Why rice self-sufficiency has such a grip on the Indonesian public imagination

Despite being economically damaging and nearly impossible to achieve, politicians continue to cling to a policy of rice self-sufficiency. Mazur Travel/www.shutterstock.com

Being known by the Indonesian public to support importing rice over self-sufficiency can jeopardise a politician’s place in Indonesian politics. Recently, supporters of Prabowo Subianto, President Joko “Jokowi” Widodo’s opponent in the country’s upcoming election, tried to attack the incumbent using this issue.

An economist in Prabowo’s camp, Dradjad Wibowo, criticised Jokowi for having a “hobby of importing rice”. Dradjad claimed that Jokowi has imported the largest amount of rice since the New Order regime. The agriculture minister has refuted this.

Interestingly, no officials in Jokowi’s administration has appeared to refute an allegation Prabowo made during the televised presidential debate of January 2019 that elements within Jokowi’s government were benefiting financially (that is, illegally) from rice imports.

That political insiders have taken advantage of state-controlled rice imports in Indonesia has long been an open secret. So what may have transpired under Jokowi was nothing new.

That both presidential candidates have pledged to achieve self-sufficiency in rice, just as they did during the 2014 election campaign, is also to be expected.

Self-sufficiency: a difficult promise to keep

It is exceedingly difficult to pinpoint why today’s politicians in Indonesia cling to a policy of self-sufficiency in the country’s primary staple food when the country has so rarely achieved this feat on an annual basis.

The simple answer is because the policy seems to be popular. But why? Why is the idea of reaching rice self-sufficiency so popular among the public? Why is it political suicide for a national politician to support a policy that aims to increase the annual supply of foreign rice?

After all, according to many mainstream (admittedly mostly foreign) economists, doing so would bring many benefits. Since foreign rice, mostly sourced from Vietnam and Thailand, is more cheaply produced, lower rice prices in Indonesia would amount to less household spending on this staple food among the poor.

In turn, the poor could spend more on food with higher nutritional content than white rice, on health care and on their children’s education.

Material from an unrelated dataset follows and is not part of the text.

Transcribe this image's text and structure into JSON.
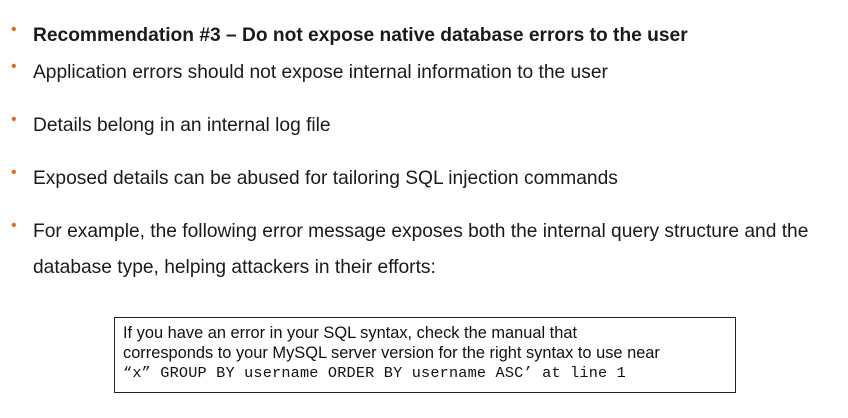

This does not only apply to the urban poor. Because many rural poor, even small-scale rice farmers, remain net consumers of rice, cheaper foreign rice would reduce rural poverty as well.

Lastly, by suspending expensive rice self-sufficiency efforts – Jokowi oversaw significant state spending to build a few dozen reservoirs to increase rice production – the government would be able to spend public money elsewhere.

For example, the government could use the money to help marginal farmers who might be forced to sell their crop at lower prices. Public funding could be used for income support or for extension services to help growers shift to crops of higher value than rice. Both possibilities, it seems, would make inroads into rural poverty.

The populism of rice self-sufficiency

Several reasons have been proposed for why self-sufficiency in rice remains so popular.

Some suggest the public just does not realise that higher rice prices actually hurt the rural poor since they believe what the government tells them — that higher domestic prices mean the farmer will receive more money for his crop. This might be true for the large-scale farmers, but they are small in number.

Others insist that the rice milling lobby is behind self-sufficiency. Higher domestic production means more milling and therefore more profits.

Officials from the National Food Security Council that I interviewed highlighted the simmering nostalgia for the glory days of the New Order, especially when under Soeharto in the mid-1980s Indonesia last achieved rice self-sufficiency, albeit briefly.

The populism generated by Indonesia’s competitive elections may also play a role here.

Yet these factors are also found in regional neighbours that share similarities with Indonesia. Malaysia and the Philippines, for example, also grow rice in abundance yet rely on imports to fulfil national requirements. There, high domestic rice prices hurt the poor as well.

These two countries rely on state agencies to import rice, which leads to considerable rent-seeking. Milling lobbies are robust in the Philippines and Malaysia as well. These two countries also experienced impressive production spurts during the Green Revolution of the 1970s and 1980s, and each has competitive electoral regimes that have spurred populist sentiments.

But, significantly, new governments in Malaysia and the Philippines have taken concrete steps toward liberalising their rice trade policies. This means extinguishing dreams of achieving rice self-sufficiency. In short, they have begun serious discussions to revoke the monopoly import licences of their rice parastatals in order to involve more private traders in the buying and selling of imported rice.

While it is uncertain precisely what will come of these policy changes, one thing is sure — neither Jokowi nor Prabowo between now and the April election will make pledges like this. In Indonesia, the rice self-sufficiency dream remains alive.

A legacy of nationalism

Indonesia’s current distinctiveness might lie with the legacy of the country’s nationalist, anti-colonial movement, and specifically the central role the rice peasant holds as a stirring symbol of independence.

Soekarno, Indonesia’s first president, famously espoused an ideology of Marhaenism, where the average, poor Indonesian (read Javanese) peasant embodied the ideals of self-sufficiency and perseverance in the face of aggressive, foreign intrusion.

This belief, ironically carried forth by Soeharto who liked to portray himself as the patron of the Indonesian peasant, continues to resonate powerfully in Indonesia. Idolisation of the rice peasant was absent or less prominent in the ethnically fractured nationalist movement of Malaya/Malaysia, and in the oligarchic, top-down, elite-controlled movement in the Philippines.

In short, it falls on us to consider how specific histories and ideologies continue to shape critical public policies in Indonesia and elsewhere. Liberalisation can be achieved easily with the stroke of a pen. Altering creeds rooted in one’s nationalist past cannot be as easily undone.